Major global shipping insurance companies are in talks with the US government seeking exemption from sanctions to be able to adequately cover cargoes of Iranian crude and oil products, senior industry officials said.
The multi-billion dollar insurance industry that covers ships and cargoes linked to Iran is proving to be a non-starter because most of the companies that deal with reinsurance are based in the US.
“Behind-the-scenes discussions are on with the OFAC and the US State Department and we have made some recommendations to get around this problem,” a senior executive of the International Group of P&I Clubs said.
OFAC is the Office of Foreign Assets Control at the US Department of Treasury that also publishes the list of Specially Designated nationals and Blocked Persons or SDN with whom financial transactions and business dealings are prohibited.
The pool of 13 major protection and indemnity clubs is called the International Group of P&I Clubs and it dominates the insurance of the global shipping industry.
Either the whole structure of reinsurance needs to be exempted from the US sanctions against Iran or licenses need to be given to specific companies to ensure that cargoes of Iranian crude and oil products and the ships carrying them get appropriate reinsurance cover, the executive said.
Until a general or specific license for re-insurers is provided, the IG of P&I clubs suggested to the OFAC that fall-back insurance be permitted to bridge any shortfall that may arise in claims involving trade with Iran, sources said.
On January 16, also called Implementation Day, international sanctions on Iran were mostly suspended, allowing businesses across the globe to resume trading.
However, the vast majority of “primary sanctions” applicable to US citizens and companies domiciled in the US still remains in effect and they are prohibited from doing business with Iran.
“These are early days in the lifting of sanctions and no one wants to be on the wrong foot because they cannot afford to be losing their business in the US,” Peter Sand, chief shipping analyst of the Baltic and International Maritime Council, or Bimco, said.
Sanctions have only been suspended, not permanently withdrawn, he pointed out.
Ships are not willing to call at Iranian ports because P&I clubs cannot give full coverage, a Tokyo-based chartering executive with a global commodities trading company said.
“Reinsurance is the problem.

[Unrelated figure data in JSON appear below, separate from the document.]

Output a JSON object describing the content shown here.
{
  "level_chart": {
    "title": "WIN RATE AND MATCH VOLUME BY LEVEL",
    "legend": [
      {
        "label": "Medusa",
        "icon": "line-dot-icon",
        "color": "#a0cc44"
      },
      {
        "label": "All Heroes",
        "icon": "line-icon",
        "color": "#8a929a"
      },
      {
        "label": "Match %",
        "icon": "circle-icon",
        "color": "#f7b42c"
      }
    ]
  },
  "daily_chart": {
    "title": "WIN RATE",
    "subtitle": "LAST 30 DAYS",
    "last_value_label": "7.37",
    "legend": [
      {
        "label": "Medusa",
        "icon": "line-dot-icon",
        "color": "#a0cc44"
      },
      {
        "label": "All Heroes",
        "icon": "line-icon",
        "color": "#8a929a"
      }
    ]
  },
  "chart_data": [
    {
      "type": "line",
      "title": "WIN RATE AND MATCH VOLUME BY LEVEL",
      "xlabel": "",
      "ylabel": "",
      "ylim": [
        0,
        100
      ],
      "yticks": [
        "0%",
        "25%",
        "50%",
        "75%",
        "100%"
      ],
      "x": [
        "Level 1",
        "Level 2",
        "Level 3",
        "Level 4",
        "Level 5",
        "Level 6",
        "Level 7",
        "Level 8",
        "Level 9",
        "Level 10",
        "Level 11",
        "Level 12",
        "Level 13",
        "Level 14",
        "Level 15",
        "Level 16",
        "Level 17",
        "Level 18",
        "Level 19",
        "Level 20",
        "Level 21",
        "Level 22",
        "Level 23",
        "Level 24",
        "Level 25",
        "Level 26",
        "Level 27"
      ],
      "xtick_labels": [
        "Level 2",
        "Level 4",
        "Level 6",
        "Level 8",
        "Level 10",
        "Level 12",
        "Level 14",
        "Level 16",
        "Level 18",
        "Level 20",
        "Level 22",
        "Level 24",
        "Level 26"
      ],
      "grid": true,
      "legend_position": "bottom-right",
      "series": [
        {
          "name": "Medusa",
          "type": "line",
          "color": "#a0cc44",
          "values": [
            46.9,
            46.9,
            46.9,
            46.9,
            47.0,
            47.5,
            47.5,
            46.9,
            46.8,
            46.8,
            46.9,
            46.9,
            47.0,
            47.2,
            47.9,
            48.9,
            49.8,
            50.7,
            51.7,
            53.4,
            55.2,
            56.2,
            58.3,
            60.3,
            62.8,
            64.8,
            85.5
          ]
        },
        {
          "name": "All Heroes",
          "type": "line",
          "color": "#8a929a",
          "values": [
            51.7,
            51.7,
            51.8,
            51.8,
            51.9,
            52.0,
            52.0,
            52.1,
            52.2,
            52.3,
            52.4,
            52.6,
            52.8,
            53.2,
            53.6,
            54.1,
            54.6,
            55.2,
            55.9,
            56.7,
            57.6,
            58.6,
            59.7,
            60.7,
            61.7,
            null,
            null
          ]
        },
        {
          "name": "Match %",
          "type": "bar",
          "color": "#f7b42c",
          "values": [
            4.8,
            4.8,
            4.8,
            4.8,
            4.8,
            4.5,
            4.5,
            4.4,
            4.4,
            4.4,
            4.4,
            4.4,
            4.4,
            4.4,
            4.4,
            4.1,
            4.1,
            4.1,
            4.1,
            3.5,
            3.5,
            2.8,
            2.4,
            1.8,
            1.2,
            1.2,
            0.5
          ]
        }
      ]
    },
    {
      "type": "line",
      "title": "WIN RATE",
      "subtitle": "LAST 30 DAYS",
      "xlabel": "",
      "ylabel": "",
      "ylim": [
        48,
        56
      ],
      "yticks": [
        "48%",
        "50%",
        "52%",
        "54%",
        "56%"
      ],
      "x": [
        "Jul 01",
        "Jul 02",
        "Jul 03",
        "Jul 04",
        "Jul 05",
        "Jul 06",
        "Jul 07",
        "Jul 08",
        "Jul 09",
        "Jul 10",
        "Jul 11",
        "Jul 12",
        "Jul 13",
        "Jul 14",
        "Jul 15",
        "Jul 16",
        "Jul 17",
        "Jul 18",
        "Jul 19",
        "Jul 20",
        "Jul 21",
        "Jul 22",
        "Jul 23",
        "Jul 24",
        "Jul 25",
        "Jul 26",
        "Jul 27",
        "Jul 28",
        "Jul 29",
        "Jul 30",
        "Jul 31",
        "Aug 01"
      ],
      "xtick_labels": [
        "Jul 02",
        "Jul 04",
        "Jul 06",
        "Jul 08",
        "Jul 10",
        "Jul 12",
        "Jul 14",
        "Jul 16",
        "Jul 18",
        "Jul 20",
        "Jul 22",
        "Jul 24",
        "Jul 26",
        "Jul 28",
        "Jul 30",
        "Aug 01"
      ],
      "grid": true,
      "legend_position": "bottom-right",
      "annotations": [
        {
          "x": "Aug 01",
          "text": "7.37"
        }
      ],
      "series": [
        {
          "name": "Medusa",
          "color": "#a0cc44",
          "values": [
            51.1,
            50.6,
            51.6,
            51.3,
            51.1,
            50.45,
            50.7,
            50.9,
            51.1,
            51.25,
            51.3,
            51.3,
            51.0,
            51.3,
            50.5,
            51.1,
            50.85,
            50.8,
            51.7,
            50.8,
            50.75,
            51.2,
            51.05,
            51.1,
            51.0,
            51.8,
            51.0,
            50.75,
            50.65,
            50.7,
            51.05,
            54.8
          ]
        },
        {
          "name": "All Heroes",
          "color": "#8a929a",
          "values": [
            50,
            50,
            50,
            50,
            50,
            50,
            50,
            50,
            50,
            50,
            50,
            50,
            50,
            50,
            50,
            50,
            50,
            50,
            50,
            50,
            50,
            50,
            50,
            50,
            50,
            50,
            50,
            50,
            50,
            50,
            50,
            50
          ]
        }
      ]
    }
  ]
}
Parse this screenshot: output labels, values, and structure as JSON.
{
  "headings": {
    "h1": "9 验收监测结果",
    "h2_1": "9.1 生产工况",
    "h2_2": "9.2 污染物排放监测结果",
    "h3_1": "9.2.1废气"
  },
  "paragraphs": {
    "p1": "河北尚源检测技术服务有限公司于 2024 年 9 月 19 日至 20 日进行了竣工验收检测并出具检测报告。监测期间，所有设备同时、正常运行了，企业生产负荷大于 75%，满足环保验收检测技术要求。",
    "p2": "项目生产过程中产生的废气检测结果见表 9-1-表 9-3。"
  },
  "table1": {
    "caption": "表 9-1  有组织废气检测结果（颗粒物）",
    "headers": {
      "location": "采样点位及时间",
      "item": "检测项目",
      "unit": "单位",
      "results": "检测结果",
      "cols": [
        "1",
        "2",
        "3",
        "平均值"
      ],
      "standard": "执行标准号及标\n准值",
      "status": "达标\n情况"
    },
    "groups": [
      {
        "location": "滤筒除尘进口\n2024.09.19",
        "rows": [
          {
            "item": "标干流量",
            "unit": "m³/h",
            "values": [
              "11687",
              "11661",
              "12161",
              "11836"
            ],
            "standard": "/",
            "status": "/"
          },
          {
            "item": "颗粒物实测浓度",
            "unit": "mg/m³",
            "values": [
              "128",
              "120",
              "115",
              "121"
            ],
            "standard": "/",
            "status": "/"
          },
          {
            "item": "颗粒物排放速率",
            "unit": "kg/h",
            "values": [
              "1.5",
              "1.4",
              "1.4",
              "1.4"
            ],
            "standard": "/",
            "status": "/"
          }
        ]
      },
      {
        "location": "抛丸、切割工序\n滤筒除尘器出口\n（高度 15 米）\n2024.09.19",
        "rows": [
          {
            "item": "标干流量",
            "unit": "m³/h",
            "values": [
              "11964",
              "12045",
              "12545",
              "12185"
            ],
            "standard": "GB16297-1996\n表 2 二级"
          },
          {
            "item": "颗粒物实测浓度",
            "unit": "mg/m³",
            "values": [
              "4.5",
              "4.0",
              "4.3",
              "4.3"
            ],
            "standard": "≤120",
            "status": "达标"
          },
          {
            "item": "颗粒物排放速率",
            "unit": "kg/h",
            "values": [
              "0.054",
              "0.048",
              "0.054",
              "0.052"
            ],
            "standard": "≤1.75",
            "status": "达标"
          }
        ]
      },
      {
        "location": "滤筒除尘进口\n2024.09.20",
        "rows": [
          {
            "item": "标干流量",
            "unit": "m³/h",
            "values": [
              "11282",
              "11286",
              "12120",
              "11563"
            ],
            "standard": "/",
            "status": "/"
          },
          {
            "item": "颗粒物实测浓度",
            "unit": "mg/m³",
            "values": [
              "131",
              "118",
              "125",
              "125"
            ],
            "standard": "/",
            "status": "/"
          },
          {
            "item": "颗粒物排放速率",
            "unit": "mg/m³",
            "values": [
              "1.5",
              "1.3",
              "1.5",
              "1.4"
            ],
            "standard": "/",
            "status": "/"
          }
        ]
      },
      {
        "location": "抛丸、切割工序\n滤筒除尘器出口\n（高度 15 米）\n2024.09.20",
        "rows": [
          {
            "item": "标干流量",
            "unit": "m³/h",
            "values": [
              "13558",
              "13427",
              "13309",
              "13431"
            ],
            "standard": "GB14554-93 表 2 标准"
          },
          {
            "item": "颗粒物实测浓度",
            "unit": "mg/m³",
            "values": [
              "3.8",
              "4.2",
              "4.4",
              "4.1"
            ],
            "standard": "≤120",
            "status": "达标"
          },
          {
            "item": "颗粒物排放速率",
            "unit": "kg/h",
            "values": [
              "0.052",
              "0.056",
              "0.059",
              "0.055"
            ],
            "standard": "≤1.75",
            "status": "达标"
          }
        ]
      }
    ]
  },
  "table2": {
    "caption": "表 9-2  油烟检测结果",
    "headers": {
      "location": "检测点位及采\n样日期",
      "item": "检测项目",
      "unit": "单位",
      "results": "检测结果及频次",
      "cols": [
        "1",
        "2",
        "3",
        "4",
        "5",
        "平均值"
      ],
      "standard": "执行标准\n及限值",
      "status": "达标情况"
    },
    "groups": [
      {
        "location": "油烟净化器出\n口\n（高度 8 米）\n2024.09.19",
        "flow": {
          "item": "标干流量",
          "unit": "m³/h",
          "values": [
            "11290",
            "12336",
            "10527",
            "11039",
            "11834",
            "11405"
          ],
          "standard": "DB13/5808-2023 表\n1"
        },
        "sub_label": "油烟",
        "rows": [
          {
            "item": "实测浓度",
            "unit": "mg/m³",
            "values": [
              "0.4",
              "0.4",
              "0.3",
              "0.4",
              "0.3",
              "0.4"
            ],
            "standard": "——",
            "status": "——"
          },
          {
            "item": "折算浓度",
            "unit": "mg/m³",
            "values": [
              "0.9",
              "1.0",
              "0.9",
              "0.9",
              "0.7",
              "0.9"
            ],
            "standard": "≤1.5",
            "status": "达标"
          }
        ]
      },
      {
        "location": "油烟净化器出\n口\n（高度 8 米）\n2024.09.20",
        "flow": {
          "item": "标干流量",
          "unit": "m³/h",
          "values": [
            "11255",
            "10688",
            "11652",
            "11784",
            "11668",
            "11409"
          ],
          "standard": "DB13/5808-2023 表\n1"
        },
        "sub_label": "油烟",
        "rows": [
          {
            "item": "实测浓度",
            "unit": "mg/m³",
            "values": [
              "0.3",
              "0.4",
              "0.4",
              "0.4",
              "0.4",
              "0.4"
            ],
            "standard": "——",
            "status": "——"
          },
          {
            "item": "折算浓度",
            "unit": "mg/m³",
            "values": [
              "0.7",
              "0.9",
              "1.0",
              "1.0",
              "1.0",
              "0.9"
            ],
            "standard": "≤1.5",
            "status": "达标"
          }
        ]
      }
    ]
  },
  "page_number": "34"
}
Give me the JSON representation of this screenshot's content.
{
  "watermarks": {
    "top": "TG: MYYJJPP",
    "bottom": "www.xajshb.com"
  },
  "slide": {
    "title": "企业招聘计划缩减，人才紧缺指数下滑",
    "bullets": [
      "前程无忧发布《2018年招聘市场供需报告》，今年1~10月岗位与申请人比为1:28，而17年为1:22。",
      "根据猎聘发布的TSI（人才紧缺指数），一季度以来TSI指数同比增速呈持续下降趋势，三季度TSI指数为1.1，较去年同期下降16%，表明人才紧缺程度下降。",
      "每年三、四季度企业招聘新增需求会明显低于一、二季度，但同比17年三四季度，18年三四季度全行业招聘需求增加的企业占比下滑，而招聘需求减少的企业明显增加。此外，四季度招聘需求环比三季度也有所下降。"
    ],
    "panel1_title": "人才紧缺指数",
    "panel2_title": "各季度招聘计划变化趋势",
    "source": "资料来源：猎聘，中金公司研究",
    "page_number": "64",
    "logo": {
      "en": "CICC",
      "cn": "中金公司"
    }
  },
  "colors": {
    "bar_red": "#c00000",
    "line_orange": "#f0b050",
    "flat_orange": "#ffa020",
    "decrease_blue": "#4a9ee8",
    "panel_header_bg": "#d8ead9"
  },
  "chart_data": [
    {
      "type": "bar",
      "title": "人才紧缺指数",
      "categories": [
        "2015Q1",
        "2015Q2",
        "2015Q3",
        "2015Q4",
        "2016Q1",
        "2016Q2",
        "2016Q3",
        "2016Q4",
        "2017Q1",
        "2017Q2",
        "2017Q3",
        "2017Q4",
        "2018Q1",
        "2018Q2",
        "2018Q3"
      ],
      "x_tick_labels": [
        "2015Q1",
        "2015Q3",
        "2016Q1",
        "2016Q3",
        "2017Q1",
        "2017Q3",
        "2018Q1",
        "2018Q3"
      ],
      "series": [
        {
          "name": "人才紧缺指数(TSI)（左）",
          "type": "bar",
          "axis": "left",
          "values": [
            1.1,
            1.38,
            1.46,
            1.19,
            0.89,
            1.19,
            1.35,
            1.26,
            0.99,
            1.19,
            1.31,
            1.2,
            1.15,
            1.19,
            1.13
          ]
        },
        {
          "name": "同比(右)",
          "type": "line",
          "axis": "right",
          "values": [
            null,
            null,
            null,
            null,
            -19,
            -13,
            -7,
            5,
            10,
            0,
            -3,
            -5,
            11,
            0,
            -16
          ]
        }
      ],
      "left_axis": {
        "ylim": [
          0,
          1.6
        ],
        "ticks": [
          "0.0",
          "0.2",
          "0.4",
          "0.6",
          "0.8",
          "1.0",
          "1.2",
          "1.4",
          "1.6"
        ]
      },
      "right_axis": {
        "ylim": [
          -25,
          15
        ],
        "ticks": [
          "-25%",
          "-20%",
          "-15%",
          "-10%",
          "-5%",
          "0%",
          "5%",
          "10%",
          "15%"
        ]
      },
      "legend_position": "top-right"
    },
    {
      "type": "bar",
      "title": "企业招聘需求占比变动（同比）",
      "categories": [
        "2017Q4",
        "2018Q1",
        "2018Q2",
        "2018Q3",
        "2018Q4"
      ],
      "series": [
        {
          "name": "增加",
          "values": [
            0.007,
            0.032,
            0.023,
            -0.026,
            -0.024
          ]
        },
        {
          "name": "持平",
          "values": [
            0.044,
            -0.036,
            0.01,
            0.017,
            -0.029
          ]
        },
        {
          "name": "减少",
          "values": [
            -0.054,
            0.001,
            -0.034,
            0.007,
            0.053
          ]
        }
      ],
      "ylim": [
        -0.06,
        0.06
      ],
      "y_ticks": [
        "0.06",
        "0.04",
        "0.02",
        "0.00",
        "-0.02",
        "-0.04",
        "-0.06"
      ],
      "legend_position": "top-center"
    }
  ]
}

Whenever P&I clubs send the insurance to the reinsurers, they say that Iran related underwriting cannot be done,” he said.
As a result the arrangement followed during the sanctions era for dealing with shipments from Iran is yet to changed, sources said.
At present, the IG clubs bear the first $10 million of liabilities arising from an incident while liabilities between $10 million and $80 million are shared between all 13 IG clubs or the Pool.
“A lion’s share of the cover provided to a shipowner is through reinsurance that runs into billions of dollars,” the IG of P&I Clubs executive said.
Insurance companies say that this can impact the ability of even non-US reinsurers to pay a claim if they are affiliated with a US-based parent company that comes under the purview of US sanctions.
It could result in a significant shortfall in recovery of claims for ships trading anywhere in the world, for example if one of them was to collide with an Iranian owner’s ship, sources said.
Fundamental issues remain but the insurance industry is still hopeful of a solution because last month US granted an exemption to the American P&I Club allowing it to provide cover to shipments of crude and oil products from Iran.
The American Club cover is now available to non-US members provided the trade does not involve transactions with Iranian SDNs.
INSURANCE COMPANIES PLAY SAFE
In the meantime, insurance companies are reluctant to deal with Iran related businesses.
“We still avoid trade with Iran unless there is really a need because the devil is in the details but to be fair to our clients we will cover the product delivered at only the Iranian port and only dealing with the shipper who is our client, provided there is clearance from our compliance team,” Said Khan, regional head of cargo at Beazley, said on the sidelines of the Asia Pacific Maritime Insurance Conference held on Wednesday and Thursday.
There are also challenges related to banking because of the prevailing American sanctions and the continued ban on US dollar trade on Iran, Khan said.
“A lot of our clients are cargo importers and inquiring about coverage for crude coming from Iran, but being a US company, it will be a challenge for us and same will be the case with other US entities as well,” said Alex Gordon, an assistant vice president for marine at Liberty International Underwriters, which provides coverage to refineries and feedstock in countries such as Thailand.
He said the company’s regional head office in Sydney was directly affiliated with the US company but one option could be to underwrite cargoes linked to Iran from the London office.
“We do cover cargoes to or from Iran but only after going through our compliance team to ensure that there was no breach of international law,” a Singapore-based cargo underwriting executive with a global insurance company said.
Beazley’s Khan cited the example of Myanmar, where though international sanctions have been eased, but a recently elected vice president is still on the SDN list and hence trade with any company linked to him will be illegal.